In the simplest one-period model, the dual formulation of the robust
superhedging cost differs from the standard optimal transport problem by
the presence of a martingale constraint on the set of coupling measures.
The one-dimensional Brenier theorem has a natural extension. However, in
the present martingale version, the optimal coupling measure is
concentrated on a pair of graphs which can be obtained in explicit form.
These explicit extremal probability measures are also characterized as
the unique left and right monotone martingale transference plans, and
induce an optimal solution of the kantorovitch dual, which coincides
with our original robust hedging problem.
By iterating the above construction over n steps, we define a Markov
process whose distribution is optimal for the n-periods martingale
transport problem corresponding to a convenient class of cost functions.

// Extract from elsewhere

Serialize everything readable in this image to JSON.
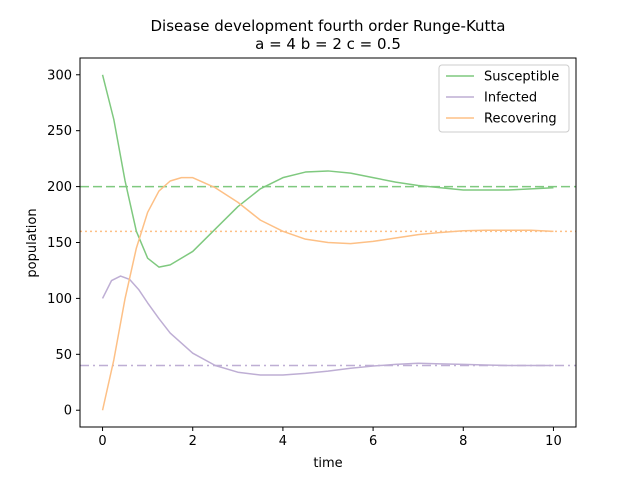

Similarly, the optimal solution of the corresponding robust hedging
problem is deduced in explicit form. Finally, by sending the time step
to zero, this leads to a continuous-time version of the one-dimensional
Brenier theorem in the present martingale context, thus providing a new
remarkable example of Peacock, i.e. Processus Croissant pour l'Ordre
Convexe. Here again, the corresponding robust hedging strategy is
obtained in explicit form.